До января 1859 года на месте теперешнего Театра оперы и балета имени С. М. Кирова было здание с круглой ареной и обширной сценой — театр–цирк, как его называли. Тут шли и пьесы, и конные представления, были здесь и джигитовка с ружейной пальбой, и выступления акробатов, и русская опера.
После пожара на месте театра–цирка был выстроен и в 1860 году открыт Мариинский театр, где кроме опер ставились балеты и иногда драматические спектакли.
Напротив него, там, где сейчас здание консерватории, помещался Большой театр. Здесь шла в основном итальянская, а иногда и русская опера. Шла там, например, опера светского композитора того времени барона Фитингоф–Шеля «Мазепа», постановка которой, по словам автора, была настолько нищенская, костюмы так бедны, что, глядя на казаков, трудно было даже сказать — мужчины это или женщины, а войско состояло из восьми солдат, которые выходили поочередно из одной кулисы и уходили за другую… Они повторяли это до тех пор, пока занавес не опускался.

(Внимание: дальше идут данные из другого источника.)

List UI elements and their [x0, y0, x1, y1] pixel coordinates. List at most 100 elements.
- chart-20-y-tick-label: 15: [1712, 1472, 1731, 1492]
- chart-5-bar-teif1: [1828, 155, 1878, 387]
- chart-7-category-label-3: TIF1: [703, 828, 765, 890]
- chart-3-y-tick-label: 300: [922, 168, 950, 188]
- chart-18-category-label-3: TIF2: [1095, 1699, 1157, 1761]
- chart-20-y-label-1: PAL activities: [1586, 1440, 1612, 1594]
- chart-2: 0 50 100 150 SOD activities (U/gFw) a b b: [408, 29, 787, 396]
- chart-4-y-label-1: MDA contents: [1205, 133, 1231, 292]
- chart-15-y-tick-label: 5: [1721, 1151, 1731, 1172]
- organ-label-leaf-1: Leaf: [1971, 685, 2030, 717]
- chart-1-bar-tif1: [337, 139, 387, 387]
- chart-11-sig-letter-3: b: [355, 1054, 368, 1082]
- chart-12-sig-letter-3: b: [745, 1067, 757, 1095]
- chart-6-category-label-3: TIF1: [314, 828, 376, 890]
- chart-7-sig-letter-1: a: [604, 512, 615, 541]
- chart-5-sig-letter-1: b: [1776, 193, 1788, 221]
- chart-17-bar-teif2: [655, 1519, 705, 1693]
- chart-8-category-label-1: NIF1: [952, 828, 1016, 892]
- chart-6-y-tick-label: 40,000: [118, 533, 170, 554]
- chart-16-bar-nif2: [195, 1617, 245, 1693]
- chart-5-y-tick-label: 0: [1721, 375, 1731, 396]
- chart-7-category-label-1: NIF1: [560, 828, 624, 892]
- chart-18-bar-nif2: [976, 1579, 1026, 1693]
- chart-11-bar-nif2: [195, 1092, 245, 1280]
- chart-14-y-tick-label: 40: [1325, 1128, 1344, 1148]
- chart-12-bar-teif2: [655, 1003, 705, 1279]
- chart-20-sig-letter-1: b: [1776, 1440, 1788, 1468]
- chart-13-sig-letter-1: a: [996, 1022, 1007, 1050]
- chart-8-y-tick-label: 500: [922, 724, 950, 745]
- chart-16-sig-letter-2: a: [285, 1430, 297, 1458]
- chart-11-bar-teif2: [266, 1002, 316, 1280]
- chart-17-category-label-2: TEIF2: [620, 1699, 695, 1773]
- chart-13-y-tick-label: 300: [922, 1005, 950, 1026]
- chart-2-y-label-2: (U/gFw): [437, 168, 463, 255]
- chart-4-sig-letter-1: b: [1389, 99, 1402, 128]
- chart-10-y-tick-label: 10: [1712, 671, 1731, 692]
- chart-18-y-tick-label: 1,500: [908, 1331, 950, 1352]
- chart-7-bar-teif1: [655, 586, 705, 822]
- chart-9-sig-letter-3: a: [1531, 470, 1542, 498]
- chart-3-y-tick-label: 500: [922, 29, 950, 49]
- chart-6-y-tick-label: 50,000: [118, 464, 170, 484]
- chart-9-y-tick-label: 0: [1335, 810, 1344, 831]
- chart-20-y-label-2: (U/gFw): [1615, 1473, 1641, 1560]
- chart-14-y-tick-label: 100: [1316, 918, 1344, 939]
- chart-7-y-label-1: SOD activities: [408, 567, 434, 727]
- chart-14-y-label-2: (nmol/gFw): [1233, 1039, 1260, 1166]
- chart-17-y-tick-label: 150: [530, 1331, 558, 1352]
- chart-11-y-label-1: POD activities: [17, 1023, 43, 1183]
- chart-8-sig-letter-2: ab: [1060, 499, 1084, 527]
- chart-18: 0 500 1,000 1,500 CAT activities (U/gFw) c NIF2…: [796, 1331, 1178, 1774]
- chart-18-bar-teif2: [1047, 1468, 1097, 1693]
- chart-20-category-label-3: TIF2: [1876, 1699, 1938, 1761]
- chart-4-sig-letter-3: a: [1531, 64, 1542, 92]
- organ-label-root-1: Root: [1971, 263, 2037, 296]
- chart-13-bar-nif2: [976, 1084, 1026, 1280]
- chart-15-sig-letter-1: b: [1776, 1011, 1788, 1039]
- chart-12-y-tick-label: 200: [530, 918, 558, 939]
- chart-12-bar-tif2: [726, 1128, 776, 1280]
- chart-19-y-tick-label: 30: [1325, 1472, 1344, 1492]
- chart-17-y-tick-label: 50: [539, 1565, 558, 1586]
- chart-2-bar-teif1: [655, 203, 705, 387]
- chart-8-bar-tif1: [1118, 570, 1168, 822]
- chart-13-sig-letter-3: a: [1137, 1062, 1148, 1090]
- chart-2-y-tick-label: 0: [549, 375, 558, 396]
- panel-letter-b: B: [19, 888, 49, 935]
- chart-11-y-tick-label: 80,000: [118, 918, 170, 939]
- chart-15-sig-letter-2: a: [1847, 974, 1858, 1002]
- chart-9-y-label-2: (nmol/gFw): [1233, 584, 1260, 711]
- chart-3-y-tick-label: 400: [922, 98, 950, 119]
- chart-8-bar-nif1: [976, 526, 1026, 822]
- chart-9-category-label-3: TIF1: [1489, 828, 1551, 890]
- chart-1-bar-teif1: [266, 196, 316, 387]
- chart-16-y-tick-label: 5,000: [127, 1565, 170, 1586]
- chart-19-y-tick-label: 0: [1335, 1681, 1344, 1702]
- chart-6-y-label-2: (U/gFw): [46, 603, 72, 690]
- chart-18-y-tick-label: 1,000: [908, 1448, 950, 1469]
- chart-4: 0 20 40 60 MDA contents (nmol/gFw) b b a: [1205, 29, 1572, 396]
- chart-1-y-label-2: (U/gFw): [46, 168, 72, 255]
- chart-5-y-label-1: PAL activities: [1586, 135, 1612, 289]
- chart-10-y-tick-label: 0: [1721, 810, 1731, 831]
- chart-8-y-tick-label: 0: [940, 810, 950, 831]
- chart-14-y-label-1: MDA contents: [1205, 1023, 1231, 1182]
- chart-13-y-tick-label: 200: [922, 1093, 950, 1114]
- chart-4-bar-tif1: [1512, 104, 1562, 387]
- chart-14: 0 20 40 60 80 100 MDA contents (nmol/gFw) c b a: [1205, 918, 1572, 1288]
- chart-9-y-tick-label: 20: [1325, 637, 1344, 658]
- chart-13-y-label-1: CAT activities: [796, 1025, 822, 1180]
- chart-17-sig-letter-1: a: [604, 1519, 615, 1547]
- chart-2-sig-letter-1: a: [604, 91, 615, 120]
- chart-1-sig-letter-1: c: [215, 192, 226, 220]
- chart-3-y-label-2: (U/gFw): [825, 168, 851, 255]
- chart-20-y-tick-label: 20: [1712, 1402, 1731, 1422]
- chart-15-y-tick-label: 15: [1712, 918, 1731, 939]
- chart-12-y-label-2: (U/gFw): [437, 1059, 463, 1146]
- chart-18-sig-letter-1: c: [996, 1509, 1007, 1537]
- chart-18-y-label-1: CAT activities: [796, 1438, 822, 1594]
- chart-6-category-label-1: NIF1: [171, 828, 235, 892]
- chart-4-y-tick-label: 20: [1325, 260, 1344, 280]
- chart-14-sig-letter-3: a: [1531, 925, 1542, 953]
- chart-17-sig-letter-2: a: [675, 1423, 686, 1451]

Даже прекрасное исполнение роли Кочубея артистом Осипом Афанасьевичем Петровым не спасало спектакль.
Если бы мы в те годы посмотрели вместе с молодым Чайковским на наклеенные на широкой тумбе и довольно непрезентабельные на вид афиши — в то время они печатались на серой, иногда желтоватой бумаге, — мы смогли бы прочесть, что, например, в Большом театре выступает итальянская опера: утром дают «Травиату», вечером— «Отелло» Россини. Участвуют артисты Тамберлик, Эверарди, Фиоретти…
«На Мариинском театре» в этот же день «народное представление» — идет пьеса «Чему быть, того не миновать, или Не по носу табак» и водевиль «Дочь русского актера».
Все афиши похожи одна на другую, но какое разнообразное содержание! Вот неувядаемые, привычные нам с детства «Ревизор» Гоголя, лермонтовский «Маскарад», «Фиделио» Бетховена…
А рядом итальянцы: «Норма» Беллини, «Марино Фальеро» Доницетти, балет «Метеора» в постановке Сен-Леона. И среди этих названий и имен совсем маленькая и очень странная афиша: «31 января, в пятницу, в 1 час пополудни господа придворные певчие дадут пятый Духовный концерт в пользу своих (!) вдов и сирот».
Слов нет, выбор большой!
Какие из этих спектаклей посетил молодой Чайковский, мы не знаем, а вот перед такой афишной тумбой он стоял, несомненно, не один раз, размышляя, куда бы пойти.
Как бы то ни было, у молодого чиновника не было недостатка в развлечениях. Он — общий любимец, барышни влюблены в него. И дома жизнь все та же. Много молодежи в огромной директорской квартире в Технологическом институте. Весело, шумно. Тут музыканты, правоведы, студенты Горного института (товарищи Николая) и офицеры (сыновья Петра Петровича), и моряки — воспитанники Морского кадетского корпуса — товарищи Ипполита, и художники — друзья дочерей Петра Петровича. Бывает здесь и поэт Чавчавадзе, влюбленный в одну из дочерей — Софью Петровну и посвящающий ей стихи.